Not drinking enough water
Water is important to your digestive health because it helps cleanse the whole gastrointestinal tract. In particular, water softens the stool, helping prevent constipation. More crucially, water is known to aid your digestive system by helping break down food, assisting the GI tract to absorb nutrients faster and more effectively. If you don’t drink enough water, you are inviting all sorts of digestive problems.
You can increase your intake of water by drinking unsweetened coffee, tea, or even sparkling water to get to those 8 glasses of liquid a day! Just avoid sugary drinks like soda!

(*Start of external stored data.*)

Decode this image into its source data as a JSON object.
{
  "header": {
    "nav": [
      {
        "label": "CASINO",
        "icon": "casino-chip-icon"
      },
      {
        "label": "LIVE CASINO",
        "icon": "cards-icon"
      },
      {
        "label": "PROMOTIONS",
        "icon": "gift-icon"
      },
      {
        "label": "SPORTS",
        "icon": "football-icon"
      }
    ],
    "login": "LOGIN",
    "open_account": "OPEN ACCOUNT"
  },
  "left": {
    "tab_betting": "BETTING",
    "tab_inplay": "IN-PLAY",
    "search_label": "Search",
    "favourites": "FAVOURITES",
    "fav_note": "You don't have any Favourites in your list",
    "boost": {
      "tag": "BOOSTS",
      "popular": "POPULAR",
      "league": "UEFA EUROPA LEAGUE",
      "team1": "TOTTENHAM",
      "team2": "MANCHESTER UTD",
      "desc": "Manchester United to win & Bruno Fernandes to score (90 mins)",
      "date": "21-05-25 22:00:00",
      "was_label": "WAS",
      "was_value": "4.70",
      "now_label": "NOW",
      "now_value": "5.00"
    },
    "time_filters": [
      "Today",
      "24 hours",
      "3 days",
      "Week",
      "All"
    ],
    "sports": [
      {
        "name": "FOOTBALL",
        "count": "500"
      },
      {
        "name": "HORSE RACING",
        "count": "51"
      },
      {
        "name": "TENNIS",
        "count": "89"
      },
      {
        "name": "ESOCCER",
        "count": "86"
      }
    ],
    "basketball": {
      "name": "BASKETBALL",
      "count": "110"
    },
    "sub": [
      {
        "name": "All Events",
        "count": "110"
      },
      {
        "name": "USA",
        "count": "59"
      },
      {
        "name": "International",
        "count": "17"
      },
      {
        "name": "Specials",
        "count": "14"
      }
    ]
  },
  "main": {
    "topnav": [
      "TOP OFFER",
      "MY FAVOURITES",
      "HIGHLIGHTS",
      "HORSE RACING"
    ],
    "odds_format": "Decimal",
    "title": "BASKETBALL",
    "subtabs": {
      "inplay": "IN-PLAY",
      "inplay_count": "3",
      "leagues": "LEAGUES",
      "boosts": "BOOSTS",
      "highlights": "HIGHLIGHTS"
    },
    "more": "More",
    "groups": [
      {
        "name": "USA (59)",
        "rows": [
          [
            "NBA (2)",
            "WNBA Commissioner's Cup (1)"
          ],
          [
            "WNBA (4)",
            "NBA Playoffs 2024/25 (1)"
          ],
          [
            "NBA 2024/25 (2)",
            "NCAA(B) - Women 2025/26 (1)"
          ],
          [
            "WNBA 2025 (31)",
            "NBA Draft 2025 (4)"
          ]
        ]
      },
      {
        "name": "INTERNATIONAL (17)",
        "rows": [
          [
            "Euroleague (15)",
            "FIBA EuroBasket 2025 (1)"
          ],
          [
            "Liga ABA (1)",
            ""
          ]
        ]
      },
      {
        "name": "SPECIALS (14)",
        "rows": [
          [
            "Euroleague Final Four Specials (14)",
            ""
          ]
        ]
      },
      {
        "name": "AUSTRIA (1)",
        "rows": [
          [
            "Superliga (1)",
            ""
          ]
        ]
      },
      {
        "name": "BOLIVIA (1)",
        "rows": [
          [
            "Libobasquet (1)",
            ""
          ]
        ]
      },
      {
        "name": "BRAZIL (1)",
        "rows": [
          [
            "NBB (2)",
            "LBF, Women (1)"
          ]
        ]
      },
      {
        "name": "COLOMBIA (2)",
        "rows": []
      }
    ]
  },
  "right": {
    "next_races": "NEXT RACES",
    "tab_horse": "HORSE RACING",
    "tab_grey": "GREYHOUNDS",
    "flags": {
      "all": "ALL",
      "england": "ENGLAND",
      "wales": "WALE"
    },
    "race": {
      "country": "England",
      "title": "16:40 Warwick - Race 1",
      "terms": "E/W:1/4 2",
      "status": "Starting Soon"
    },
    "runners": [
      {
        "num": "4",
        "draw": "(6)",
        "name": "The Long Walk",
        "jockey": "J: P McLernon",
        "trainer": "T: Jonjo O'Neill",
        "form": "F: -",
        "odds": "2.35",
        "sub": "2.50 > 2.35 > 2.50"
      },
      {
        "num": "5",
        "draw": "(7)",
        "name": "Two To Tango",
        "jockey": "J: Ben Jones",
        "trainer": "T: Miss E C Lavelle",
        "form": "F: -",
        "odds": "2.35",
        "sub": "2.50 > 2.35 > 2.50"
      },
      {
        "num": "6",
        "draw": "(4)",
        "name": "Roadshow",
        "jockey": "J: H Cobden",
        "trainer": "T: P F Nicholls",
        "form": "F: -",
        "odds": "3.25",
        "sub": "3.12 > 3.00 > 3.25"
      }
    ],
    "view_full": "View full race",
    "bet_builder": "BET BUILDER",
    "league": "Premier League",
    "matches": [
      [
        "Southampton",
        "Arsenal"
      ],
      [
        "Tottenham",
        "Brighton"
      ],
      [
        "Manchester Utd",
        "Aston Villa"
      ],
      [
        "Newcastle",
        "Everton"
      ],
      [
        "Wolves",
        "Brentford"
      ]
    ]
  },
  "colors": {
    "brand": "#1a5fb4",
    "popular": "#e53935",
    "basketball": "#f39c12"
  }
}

Eating a lot of dairy foods
Dairy is relatively new to the human diet –  it was not really consumed for the first 200,000-plus years of mankind’s existence. Milk and cheeses are usually loaded with fats and proteins that are difficult to digest, and according to some medical evidence have a pro-inflammatory effect. That’s why consuming large amounts of dairy products can cause bloating, gas, constipation, and abdominal cramps.
Inactive lifestyle
‍Not getting enough physical exercise is not good for your overall health and digestive health. That is why doctors recommend a combination of exercise, diet changes avoiding foods that cause inflammation and increasing intake of foods that actually fight inflammation, and when necessary medication to remedy certain GI problems.
Aging
Aging is unavoidable – sadly – and age adds another predisposition for gastrointestinal disorders. As we age, digestive glands decrease in activity, affecting gut motility, reflux, and certain digestive conditions develop. The risk of developing cancers related to the digestive system also increases with age.
Genetic factors
‍Another unavoidable factor – your genes! Many immune and autoimmune gastrointestinal disorders have a genetic component, which means they have an hereditary basis. In some cases, these modified genes are all it takes to develop a Gi disorder (think cystic fibrosis, or hereditary pancreatitis). Thankfully, in most instances they simply predispose you to the disease, meaning there are factors in the environment that need to be in play. This means that while your genes are a part of the story – it’s not the entire store. Lifestyle changes can help intervene. Examples of predisposed genetic conditions are ulcerative colitis, Crohn’s disease, celiac disease, and some liver conditions.